On se dit tous critiques à l’égard des médias et pourtant nous plongeons tous dans la psychose qu’ils créent avec une bande de statistiques peu étayées. Le plus souvent le journaliste dit d’un air ravi qu’elles proviennent d’une étude « très sérieuse », ou menée par une « très sérieuse revue américaine ». Cela ressemble plus, à force, à un poncif journalistique qu’à une précision assurant de la véracité des données. Je ne parierais pas que tous ces journalistes ont vérifié par eux-mêmes le sérieux de la revue en question, et il suffit sans doute que cette dernière se dise très sérieuse, ou que le premier journal à avoir relayé son étude l’ait dite très sérieuse, pour que tout le monde la considère comme telle.
D’ailleurs une étude, sans doute « très sérieuse » elle aussi, a avancé aux États-Unis l’idée d’une obésité passive : être ami avec un obèse rendrait plus tolérant à l’égard de sa maladie et pousserait par conséquent à avoir des pratiques alimentaires pouvant favoriser sa propre obésité. Après s’être satisfait d’avoir résolu le problème du tabagisme passif en interdisant même la cigarette dans certaines habitations, on trouve donc une nouvelle maladie passive pour effrayer, à nouveau, tout le monde. Et surtout pour désocialiser, plus encore qu’ils ne le sont, les gros.
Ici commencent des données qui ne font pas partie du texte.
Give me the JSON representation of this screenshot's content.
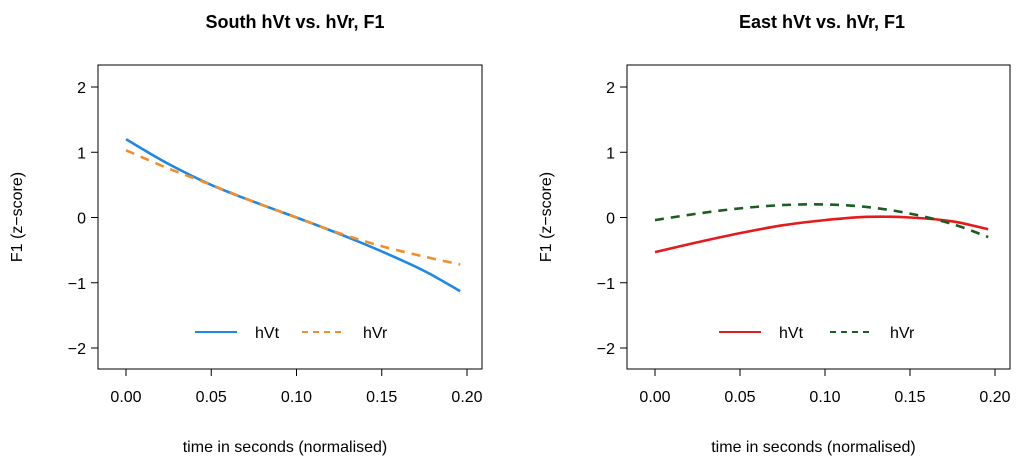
{
  "chart_data": [
    {
      "type": "line",
      "title": "South hVt vs. hVr, F1",
      "xlabel": "time in seconds (normalised)",
      "ylabel": "F1 (z−score)",
      "xlim": [
        0,
        0.2
      ],
      "ylim": [
        -2,
        2
      ],
      "xticks": [
        "0.00",
        "0.05",
        "0.10",
        "0.15",
        "0.20"
      ],
      "yticks": [
        "−2",
        "−1",
        "0",
        "1",
        "2"
      ],
      "legend_position": "bottom",
      "series": [
        {
          "name": "hVt",
          "color": "#1e88e5",
          "dash": "solid",
          "x": [
            0,
            0.025,
            0.05,
            0.075,
            0.1,
            0.125,
            0.15,
            0.175,
            0.196
          ],
          "y": [
            1.2,
            0.82,
            0.5,
            0.24,
            0.0,
            -0.25,
            -0.52,
            -0.82,
            -1.13
          ]
        },
        {
          "name": "hVr",
          "color": "#f28e2b",
          "dash": "dashed",
          "x": [
            0,
            0.025,
            0.05,
            0.075,
            0.1,
            0.125,
            0.15,
            0.175,
            0.196
          ],
          "y": [
            1.03,
            0.75,
            0.5,
            0.24,
            0.0,
            -0.24,
            -0.44,
            -0.6,
            -0.72
          ]
        }
      ]
    },
    {
      "type": "line",
      "title": "East hVt vs. hVr, F1",
      "xlabel": "time in seconds (normalised)",
      "ylabel": "F1 (z−score)",
      "xlim": [
        0,
        0.2
      ],
      "ylim": [
        -2,
        2
      ],
      "xticks": [
        "0.00",
        "0.05",
        "0.10",
        "0.15",
        "0.20"
      ],
      "yticks": [
        "−2",
        "−1",
        "0",
        "1",
        "2"
      ],
      "legend_position": "bottom",
      "series": [
        {
          "name": "hVt",
          "color": "#e41a1c",
          "dash": "solid",
          "x": [
            0,
            0.025,
            0.05,
            0.075,
            0.1,
            0.125,
            0.15,
            0.175,
            0.196
          ],
          "y": [
            -0.53,
            -0.38,
            -0.24,
            -0.12,
            -0.04,
            0.01,
            0.0,
            -0.06,
            -0.18
          ]
        },
        {
          "name": "hVr",
          "color": "#1b5e20",
          "dash": "dashed",
          "x": [
            0,
            0.025,
            0.05,
            0.075,
            0.1,
            0.125,
            0.15,
            0.175,
            0.196
          ],
          "y": [
            -0.04,
            0.06,
            0.14,
            0.19,
            0.2,
            0.16,
            0.06,
            -0.1,
            -0.3
          ]
        }
      ]
    }
  ]
}
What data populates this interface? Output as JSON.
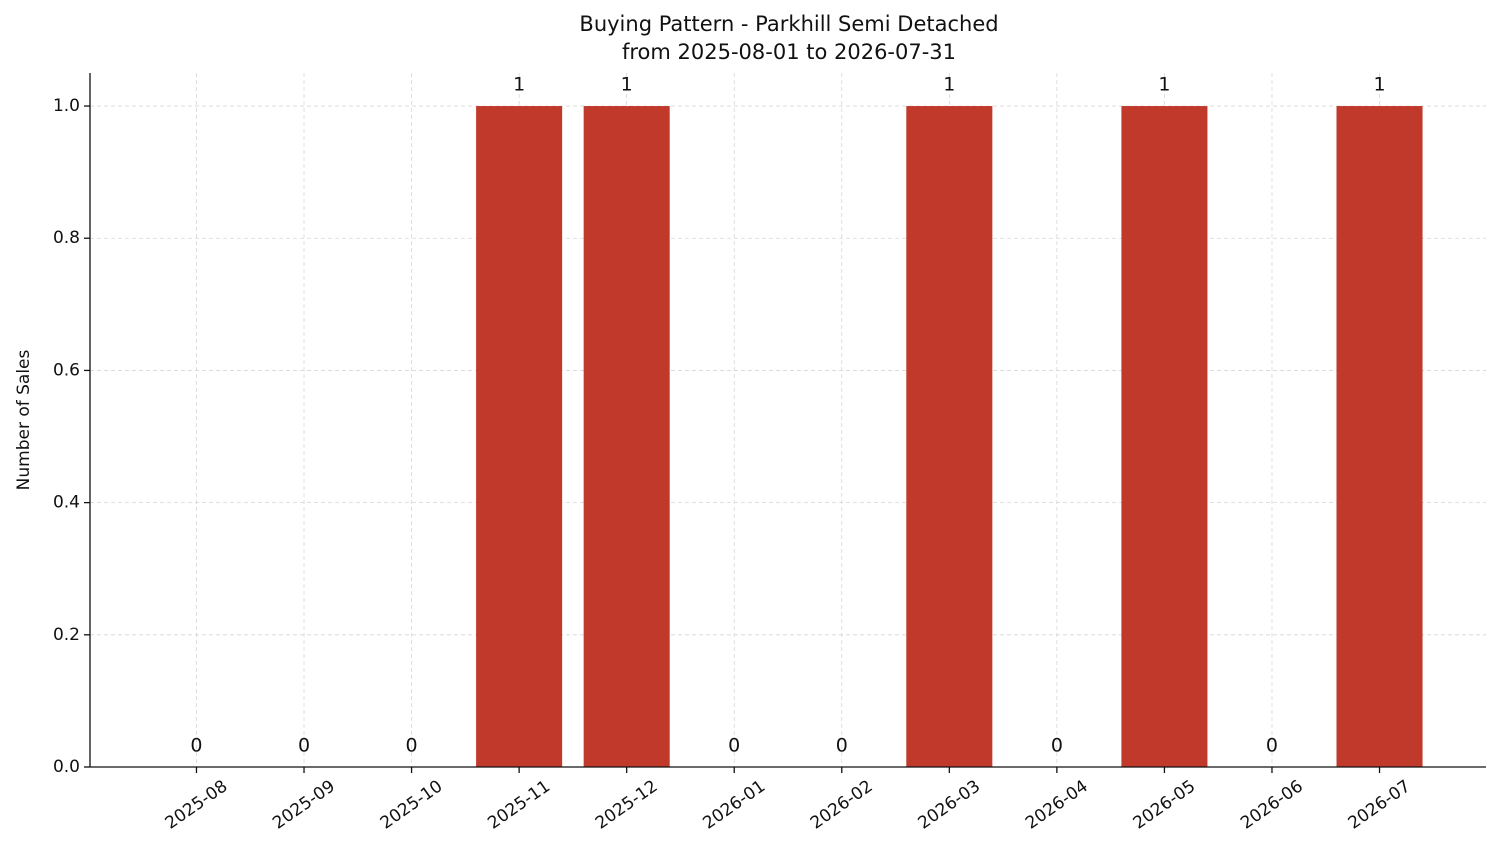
{
  "chart_data": {
    "type": "bar",
    "title": "Buying Pattern - Parkhill Semi Detached",
    "subtitle": "from 2025-08-01 to 2026-07-31",
    "y_label": "Number of Sales",
    "categories": [
      "2025-08",
      "2025-09",
      "2025-10",
      "2025-11",
      "2025-12",
      "2026-01",
      "2026-02",
      "2026-03",
      "2026-04",
      "2026-05",
      "2026-06",
      "2026-07"
    ],
    "values": [
      0,
      0,
      0,
      1,
      1,
      0,
      0,
      1,
      0,
      1,
      0,
      1
    ],
    "color": "#c0392b",
    "ylim": [
      0,
      1.05
    ],
    "yticks": [
      {
        "value": 0,
        "label": "0.0"
      },
      0.2,
      0.4,
      0.6,
      0.8,
      {
        "value": 1,
        "label": "1.0"
      }
    ],
    "grid": true
  }
}
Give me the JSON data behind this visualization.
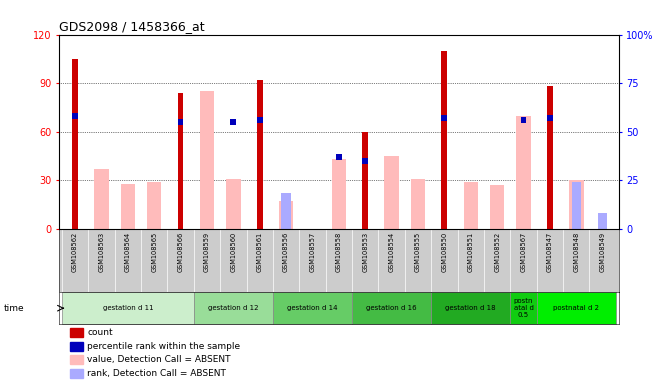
{
  "title": "GDS2098 / 1458366_at",
  "samples": [
    "GSM108562",
    "GSM108563",
    "GSM108564",
    "GSM108565",
    "GSM108566",
    "GSM108559",
    "GSM108560",
    "GSM108561",
    "GSM108556",
    "GSM108557",
    "GSM108558",
    "GSM108553",
    "GSM108554",
    "GSM108555",
    "GSM108550",
    "GSM108551",
    "GSM108552",
    "GSM108567",
    "GSM108547",
    "GSM108548",
    "GSM108549"
  ],
  "count": [
    105,
    0,
    0,
    0,
    84,
    0,
    0,
    92,
    0,
    0,
    0,
    60,
    0,
    0,
    110,
    0,
    0,
    0,
    88,
    0,
    0
  ],
  "percentile_rank": [
    58,
    0,
    0,
    0,
    55,
    0,
    55,
    56,
    0,
    0,
    37,
    35,
    0,
    0,
    57,
    0,
    0,
    56,
    57,
    0,
    0
  ],
  "value_absent": [
    0,
    37,
    28,
    29,
    0,
    85,
    31,
    0,
    17,
    0,
    43,
    0,
    45,
    31,
    0,
    29,
    27,
    70,
    0,
    30,
    0
  ],
  "rank_absent": [
    0,
    0,
    0,
    0,
    0,
    0,
    0,
    0,
    22,
    0,
    0,
    0,
    0,
    0,
    0,
    0,
    0,
    0,
    0,
    29,
    10
  ],
  "groups": [
    {
      "label": "gestation d 11",
      "start": 0,
      "end": 4,
      "color": "#cceecc"
    },
    {
      "label": "gestation d 12",
      "start": 5,
      "end": 7,
      "color": "#99dd99"
    },
    {
      "label": "gestation d 14",
      "start": 8,
      "end": 10,
      "color": "#66cc66"
    },
    {
      "label": "gestation d 16",
      "start": 11,
      "end": 13,
      "color": "#44bb44"
    },
    {
      "label": "gestation d 18",
      "start": 14,
      "end": 16,
      "color": "#22aa22"
    },
    {
      "label": "postn\natal d\n0.5",
      "start": 17,
      "end": 17,
      "color": "#11cc11"
    },
    {
      "label": "postnatal d 2",
      "start": 18,
      "end": 20,
      "color": "#00ee00"
    }
  ],
  "ylim_left": [
    0,
    120
  ],
  "ylim_right": [
    0,
    100
  ],
  "yticks_left": [
    0,
    30,
    60,
    90,
    120
  ],
  "yticks_right": [
    0,
    25,
    50,
    75,
    100
  ],
  "count_color": "#cc0000",
  "rank_color": "#0000bb",
  "value_absent_color": "#ffbbbb",
  "rank_absent_color": "#aaaaff",
  "tick_bg_color": "#cccccc",
  "plot_bg_color": "#ffffff"
}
Ma chère et tendre me disait l’autre jour qu’aux États-Unis un instituteur a été viré car, étant obèse, il donnait le mauvais exemple à ses élèves. Aujourd’hui cela nous révolte mais qui sait si demain, nous ne serons pas nous aussi suffisamment anesthésiés pour accepter le même genre de dérives en France ? Il suffira que les médias nous disent que nous sommes menacés par l’obésité si nous fréquentons des gros, et nous leur interdirons définitivement de sortir de chez eux au nom de la santé publique.
En France, tous ceux qui ont vu Bowling for Columbine de Michael Moore (un mauvais exemple) ont bien saisi que les médias nous font faire n’importe quoi simplement en nous faisant peur, et pourtant nombre d’entre-nous gobent précisément tout ce que les médias disent pour nous faire peur. Les mecs de banlieue, les joueurs de jeux vidéo, les gothiques et les joueurs de jeux de rôle doivent me comprendre, eux qui ont sans cesse été montrés comme des dégénérés prêts à tuer n’importe quel passant honnête.
En excitant nos peurs, et plus particulièrement notre peur de ne pas vivre jusqu’à 120 ans juste à cause d’un fumeur égoïste, l’Etat fait en sorte que nous cautionnions n’importe quelle mesure dictatoriale dite « de santé publique ». Les problèmes ne se résolvent plus par la discussion ou par le lien social qui devrait nous unir, mais plutôt par une bonne législation.
Dans les pages Rebonds du Libération du 1e janvier, Jean-Pierre Jeudy, sociologue au CNRS et écrivain, fait « le constat d’une disparition ostensible ou sournoise des libertés, au nom d’une optimisation de la gestion de la société. Pareille disparition est bien organisée puisqu’elle doit être rendue acceptable publiquement par la prise de conscience de chacun : les libertés que nous connaissons nous conduisent à notre perte. La déstructuration de notre société viendrait autant d’un excès de tolérance à l’égard des insoumis que du flottement des libertés qui menacent notre survie collective. Accepter les interdictions, la ségrégation par la contrôle, c’est en quelque sorte se protéger soi-même des penchants que nous avons à abuser de tout ce qui nous détruit. Le raisonnement moral est clair : le nouvel ordre sanitaire, fondant sa légitimité sur une économie toujours plus saine de la gestion de la santé, s’impose comme un bienfait pour tous. »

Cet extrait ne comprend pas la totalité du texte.